Compressing text files using emoji
The opinions stated here are my own, not those of my company.
Several weeks ago I had a dream. In this dream I was at my computer writing code (very true-to-life) and I was working on a file compression tool which would use word frequencies, convert them to emoji, and then you would wind up with a smaller file.
When I woke up and ruminated on this dream, I thought that it could actually work. So I took some time to sit down and write a proof-of-concept.
In order to really prove out this idea, I needed a large text file. I ended up grabbing the HTML version of 20,000 Leagues Under the Sea from Project Gutenberg.
To make the proof-of-concept easier, I grabbed the words-frequency package from npm. It very simply gives me a mapping of how often each word is used. Then, I can sort by the most common and start replacing them with emoji.
So my algorithm is pretty straightforward. Do a series of string replacements and save the output as a new file. I decided to call the extension .ezip
, standing for emozip.
The mappings of emoji to text are placed at the top of the file, between BEGINHEADER
and ENDHEADER
. Each emoji is then followed by the original string on a new line. Below the header is the original text. This makes it easy to go backwards and decompress the file.

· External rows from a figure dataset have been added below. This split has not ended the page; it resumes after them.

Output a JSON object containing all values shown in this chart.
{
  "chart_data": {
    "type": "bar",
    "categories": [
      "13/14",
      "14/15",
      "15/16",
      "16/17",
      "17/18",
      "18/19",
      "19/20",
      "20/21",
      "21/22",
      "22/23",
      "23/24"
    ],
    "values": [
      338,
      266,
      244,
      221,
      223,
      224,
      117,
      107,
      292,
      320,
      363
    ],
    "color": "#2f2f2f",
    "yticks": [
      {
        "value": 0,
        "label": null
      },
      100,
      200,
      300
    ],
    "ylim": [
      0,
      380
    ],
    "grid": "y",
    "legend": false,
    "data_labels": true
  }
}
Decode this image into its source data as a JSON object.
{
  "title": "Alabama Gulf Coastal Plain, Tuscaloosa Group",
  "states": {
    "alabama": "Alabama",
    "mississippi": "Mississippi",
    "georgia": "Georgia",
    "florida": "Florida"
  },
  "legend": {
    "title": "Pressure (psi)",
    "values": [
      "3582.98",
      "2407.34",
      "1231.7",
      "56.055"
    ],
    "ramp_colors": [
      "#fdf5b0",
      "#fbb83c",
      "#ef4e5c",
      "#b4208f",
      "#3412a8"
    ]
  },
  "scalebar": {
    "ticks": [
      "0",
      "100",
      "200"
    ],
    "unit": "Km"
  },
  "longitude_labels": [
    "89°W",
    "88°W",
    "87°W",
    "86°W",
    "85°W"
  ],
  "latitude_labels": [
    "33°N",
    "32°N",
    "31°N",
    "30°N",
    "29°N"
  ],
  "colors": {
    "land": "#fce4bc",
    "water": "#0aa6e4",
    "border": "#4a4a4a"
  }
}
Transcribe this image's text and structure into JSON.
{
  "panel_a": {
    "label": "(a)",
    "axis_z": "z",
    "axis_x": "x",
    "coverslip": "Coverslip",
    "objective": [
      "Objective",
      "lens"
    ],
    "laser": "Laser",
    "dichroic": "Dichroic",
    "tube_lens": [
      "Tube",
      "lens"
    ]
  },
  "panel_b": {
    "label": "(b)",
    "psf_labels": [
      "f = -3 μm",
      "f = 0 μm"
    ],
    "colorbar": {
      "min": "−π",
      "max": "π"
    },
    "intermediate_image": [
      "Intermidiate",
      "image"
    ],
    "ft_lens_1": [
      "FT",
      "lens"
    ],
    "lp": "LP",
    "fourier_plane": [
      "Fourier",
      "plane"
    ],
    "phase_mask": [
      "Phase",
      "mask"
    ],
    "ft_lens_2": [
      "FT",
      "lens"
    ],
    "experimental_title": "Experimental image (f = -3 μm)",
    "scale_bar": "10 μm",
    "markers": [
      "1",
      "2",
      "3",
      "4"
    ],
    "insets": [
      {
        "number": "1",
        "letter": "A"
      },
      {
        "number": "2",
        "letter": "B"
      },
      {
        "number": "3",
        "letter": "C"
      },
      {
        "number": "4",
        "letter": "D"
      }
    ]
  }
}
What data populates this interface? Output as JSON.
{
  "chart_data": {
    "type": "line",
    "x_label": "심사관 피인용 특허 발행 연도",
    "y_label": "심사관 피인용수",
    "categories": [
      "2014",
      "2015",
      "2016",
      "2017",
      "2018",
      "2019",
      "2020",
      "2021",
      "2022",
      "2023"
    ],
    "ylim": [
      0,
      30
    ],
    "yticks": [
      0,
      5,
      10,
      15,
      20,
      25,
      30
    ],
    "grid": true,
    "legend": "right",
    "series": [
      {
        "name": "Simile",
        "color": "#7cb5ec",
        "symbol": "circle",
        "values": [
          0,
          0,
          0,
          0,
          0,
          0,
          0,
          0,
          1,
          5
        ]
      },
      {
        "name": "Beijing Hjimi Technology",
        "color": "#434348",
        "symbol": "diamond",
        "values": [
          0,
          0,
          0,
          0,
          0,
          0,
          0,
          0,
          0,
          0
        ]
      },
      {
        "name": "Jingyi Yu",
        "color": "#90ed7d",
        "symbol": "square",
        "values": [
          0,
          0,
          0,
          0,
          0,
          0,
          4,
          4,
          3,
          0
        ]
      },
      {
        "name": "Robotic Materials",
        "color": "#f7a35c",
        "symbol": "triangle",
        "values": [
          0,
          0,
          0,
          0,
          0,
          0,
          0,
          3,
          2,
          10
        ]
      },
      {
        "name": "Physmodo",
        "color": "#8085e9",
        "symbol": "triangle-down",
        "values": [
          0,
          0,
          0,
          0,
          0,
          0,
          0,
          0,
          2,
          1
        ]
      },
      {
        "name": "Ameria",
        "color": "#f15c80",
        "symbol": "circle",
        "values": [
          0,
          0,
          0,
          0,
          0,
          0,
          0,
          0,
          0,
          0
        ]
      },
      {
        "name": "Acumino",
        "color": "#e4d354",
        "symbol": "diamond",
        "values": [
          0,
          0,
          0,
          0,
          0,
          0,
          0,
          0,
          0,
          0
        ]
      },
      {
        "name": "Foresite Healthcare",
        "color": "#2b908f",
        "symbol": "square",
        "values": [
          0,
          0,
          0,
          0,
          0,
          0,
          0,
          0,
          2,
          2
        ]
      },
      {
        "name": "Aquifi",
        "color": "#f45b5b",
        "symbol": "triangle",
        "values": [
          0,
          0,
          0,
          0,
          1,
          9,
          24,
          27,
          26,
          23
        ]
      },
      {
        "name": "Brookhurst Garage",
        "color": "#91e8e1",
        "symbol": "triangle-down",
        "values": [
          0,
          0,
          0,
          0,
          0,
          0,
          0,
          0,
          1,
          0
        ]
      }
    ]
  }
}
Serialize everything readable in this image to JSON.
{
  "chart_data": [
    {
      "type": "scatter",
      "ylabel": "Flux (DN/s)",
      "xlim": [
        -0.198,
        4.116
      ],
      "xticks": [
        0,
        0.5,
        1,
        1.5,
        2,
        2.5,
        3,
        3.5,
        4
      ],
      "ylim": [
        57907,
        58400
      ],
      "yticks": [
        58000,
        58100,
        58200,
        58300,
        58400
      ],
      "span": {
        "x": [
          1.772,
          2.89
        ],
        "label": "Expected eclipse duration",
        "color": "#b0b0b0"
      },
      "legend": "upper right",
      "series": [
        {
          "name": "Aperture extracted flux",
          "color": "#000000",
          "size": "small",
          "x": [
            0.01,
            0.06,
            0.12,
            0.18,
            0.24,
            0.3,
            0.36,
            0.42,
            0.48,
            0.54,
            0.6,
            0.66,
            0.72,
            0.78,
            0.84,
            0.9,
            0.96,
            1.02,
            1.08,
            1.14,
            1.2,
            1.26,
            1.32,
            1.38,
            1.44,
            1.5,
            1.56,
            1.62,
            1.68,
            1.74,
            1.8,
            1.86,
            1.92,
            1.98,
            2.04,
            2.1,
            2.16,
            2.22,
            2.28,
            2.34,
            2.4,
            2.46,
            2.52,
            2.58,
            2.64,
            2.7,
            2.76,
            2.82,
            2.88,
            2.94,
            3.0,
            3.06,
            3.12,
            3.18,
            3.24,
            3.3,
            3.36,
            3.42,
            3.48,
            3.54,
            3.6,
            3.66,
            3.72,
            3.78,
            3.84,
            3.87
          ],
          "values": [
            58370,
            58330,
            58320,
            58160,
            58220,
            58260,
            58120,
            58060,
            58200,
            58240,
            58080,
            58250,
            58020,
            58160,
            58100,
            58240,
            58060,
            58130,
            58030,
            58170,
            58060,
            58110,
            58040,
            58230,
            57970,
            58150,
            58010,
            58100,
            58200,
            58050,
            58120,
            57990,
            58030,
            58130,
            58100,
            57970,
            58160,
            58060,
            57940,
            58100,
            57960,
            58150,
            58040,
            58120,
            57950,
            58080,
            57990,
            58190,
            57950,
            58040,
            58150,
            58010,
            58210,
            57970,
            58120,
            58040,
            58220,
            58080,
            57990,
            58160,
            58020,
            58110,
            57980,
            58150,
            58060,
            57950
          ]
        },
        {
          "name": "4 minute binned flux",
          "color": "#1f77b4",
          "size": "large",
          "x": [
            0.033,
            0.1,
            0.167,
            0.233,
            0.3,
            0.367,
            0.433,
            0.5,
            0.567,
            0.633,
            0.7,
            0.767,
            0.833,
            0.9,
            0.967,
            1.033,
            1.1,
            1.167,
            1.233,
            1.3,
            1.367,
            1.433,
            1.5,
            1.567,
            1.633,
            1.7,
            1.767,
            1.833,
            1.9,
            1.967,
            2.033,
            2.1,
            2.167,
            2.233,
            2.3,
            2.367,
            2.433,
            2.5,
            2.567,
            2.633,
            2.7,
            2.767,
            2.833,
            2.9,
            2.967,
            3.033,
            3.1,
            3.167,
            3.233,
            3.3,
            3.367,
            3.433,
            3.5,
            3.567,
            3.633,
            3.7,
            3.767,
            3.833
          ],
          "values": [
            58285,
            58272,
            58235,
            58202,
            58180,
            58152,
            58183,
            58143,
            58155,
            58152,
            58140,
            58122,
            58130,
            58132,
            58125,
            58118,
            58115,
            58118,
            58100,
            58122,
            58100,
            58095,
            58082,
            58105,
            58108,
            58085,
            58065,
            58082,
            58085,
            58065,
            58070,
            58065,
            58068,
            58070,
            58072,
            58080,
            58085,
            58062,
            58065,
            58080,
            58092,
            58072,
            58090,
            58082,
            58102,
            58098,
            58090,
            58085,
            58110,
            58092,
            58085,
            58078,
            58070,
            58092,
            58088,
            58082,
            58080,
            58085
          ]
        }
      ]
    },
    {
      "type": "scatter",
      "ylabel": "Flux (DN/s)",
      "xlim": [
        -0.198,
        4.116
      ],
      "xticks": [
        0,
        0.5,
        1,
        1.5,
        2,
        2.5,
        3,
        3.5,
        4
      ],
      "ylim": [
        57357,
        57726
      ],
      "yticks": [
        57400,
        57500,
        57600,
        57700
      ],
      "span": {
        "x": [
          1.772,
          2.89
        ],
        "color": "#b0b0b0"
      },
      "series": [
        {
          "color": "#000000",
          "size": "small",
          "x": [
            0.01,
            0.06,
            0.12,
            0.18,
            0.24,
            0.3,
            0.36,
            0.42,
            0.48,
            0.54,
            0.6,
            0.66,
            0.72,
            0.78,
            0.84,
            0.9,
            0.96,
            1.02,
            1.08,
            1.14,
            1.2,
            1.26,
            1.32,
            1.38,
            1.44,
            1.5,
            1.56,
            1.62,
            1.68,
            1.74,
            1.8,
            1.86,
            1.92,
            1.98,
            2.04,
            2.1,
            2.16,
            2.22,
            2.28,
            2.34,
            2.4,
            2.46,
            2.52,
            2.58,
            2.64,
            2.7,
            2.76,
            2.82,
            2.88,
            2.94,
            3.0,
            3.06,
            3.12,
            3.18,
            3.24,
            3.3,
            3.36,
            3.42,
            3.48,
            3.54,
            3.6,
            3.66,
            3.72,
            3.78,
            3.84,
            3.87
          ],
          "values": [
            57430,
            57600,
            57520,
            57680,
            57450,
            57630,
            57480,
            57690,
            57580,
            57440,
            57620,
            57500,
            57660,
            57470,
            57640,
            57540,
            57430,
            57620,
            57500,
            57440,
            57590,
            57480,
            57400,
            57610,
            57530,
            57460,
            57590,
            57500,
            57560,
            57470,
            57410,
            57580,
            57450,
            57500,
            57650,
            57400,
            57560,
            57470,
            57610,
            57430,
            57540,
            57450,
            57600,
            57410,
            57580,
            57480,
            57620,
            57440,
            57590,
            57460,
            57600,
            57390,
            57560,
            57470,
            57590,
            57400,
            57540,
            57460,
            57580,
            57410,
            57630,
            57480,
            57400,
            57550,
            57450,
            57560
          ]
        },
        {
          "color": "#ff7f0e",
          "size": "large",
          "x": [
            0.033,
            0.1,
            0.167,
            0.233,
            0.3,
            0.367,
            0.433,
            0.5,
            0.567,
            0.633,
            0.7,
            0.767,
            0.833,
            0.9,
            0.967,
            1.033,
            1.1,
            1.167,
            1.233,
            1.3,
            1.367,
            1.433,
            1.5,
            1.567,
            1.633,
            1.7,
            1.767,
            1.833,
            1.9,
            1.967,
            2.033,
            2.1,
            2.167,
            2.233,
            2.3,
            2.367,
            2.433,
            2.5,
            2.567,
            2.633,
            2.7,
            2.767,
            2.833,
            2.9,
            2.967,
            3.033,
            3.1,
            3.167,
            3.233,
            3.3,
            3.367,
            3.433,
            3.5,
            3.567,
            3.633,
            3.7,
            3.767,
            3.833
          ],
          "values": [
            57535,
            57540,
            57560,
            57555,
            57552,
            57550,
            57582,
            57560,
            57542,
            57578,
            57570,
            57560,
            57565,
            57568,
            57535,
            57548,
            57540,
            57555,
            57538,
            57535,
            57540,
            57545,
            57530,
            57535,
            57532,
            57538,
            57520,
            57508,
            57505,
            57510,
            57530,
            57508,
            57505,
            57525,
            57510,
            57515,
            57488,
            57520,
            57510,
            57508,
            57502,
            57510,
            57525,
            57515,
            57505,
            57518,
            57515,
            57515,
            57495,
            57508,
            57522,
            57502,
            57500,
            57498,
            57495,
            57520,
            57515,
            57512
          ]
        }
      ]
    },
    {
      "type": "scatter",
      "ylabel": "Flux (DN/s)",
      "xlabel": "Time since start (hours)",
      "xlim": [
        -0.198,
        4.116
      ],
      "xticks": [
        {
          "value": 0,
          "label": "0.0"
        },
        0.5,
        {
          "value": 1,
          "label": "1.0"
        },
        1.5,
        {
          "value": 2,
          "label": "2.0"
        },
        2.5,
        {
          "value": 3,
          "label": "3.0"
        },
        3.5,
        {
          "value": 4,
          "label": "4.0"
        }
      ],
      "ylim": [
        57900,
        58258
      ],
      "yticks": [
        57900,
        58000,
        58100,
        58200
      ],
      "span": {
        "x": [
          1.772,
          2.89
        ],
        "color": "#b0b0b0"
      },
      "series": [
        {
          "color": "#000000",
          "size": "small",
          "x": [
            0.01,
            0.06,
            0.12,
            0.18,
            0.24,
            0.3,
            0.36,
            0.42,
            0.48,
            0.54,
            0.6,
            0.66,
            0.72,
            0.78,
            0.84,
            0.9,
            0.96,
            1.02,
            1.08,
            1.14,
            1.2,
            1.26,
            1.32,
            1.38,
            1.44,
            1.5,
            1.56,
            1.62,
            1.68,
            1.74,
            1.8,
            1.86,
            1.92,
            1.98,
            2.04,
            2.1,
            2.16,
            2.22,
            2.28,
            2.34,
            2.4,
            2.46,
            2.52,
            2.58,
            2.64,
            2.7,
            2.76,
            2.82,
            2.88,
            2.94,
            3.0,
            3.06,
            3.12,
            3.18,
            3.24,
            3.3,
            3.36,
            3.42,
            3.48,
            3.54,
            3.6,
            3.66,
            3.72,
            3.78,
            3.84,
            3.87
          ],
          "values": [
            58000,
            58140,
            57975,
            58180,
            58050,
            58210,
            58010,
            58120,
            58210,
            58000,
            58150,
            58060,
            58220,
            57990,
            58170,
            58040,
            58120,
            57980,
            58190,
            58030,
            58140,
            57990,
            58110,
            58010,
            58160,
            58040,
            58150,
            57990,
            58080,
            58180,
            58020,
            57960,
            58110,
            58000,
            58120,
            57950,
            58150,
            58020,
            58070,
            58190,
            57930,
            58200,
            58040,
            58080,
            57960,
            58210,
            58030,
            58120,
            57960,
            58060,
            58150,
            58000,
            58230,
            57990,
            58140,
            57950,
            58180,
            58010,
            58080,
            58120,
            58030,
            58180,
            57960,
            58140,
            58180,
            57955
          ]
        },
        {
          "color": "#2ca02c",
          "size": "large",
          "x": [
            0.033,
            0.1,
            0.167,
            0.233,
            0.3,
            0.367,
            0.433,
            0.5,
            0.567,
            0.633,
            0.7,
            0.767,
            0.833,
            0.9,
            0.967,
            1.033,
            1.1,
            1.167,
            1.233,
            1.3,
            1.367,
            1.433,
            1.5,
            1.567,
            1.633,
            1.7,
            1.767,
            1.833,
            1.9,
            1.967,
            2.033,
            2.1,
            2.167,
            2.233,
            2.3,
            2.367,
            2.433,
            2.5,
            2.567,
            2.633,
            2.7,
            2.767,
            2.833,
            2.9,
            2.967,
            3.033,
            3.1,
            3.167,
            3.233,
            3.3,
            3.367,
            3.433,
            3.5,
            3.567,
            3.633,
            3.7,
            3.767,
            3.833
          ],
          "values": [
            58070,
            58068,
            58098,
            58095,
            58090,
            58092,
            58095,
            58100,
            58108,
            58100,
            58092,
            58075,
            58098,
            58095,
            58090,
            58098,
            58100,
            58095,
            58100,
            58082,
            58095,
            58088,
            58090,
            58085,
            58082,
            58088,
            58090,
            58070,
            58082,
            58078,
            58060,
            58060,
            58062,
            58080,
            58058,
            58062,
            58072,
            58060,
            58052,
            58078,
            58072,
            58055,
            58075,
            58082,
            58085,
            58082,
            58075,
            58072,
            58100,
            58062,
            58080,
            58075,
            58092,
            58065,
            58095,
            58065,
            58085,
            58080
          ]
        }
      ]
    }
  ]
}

A shortened version of the compiled file looks like this:
So with some quick iterating I finally got my compressed text. Now how compressed is it?
As it turns out, my ‘compression’ actually made the file larger. Why is that?
Characters are represented in a file by numbers. Latin characters, like our alphabet, are the smallest numbers, so the file system requires less space to hold them. Emoji, on the other hand, are four-bytes long for each character (at least). So replacing common words like ‘a’ and ‘the’ are actually turning 1-byte and 3-byte words into 4-byte words. In effect, I’m replacing smaller data with larger data in the file.
I tried a second iteration. This time, I mandated that only most common words with more than 4 letters would be turned into emoji. That way, five-byte words would be correctly compressed into four-byte emoji.
There are far fewer emoji scattered about, but let’s see if there is a large improvement in file size.
There is actually an improvement, but it isn’t that significant. It amounts to about a 5.5% reduction. That’s not bad but it really doesn’t suggest that I should make everything emoji.
File compression is a huge field. There’s an ever-growing collection of data and a need to store it somewhere. If we can perform lossless compression, we can reduce storage costs and give a huge savings.
There are many text and binary data compression algorithms. But emoji compression? This ain’t it chief.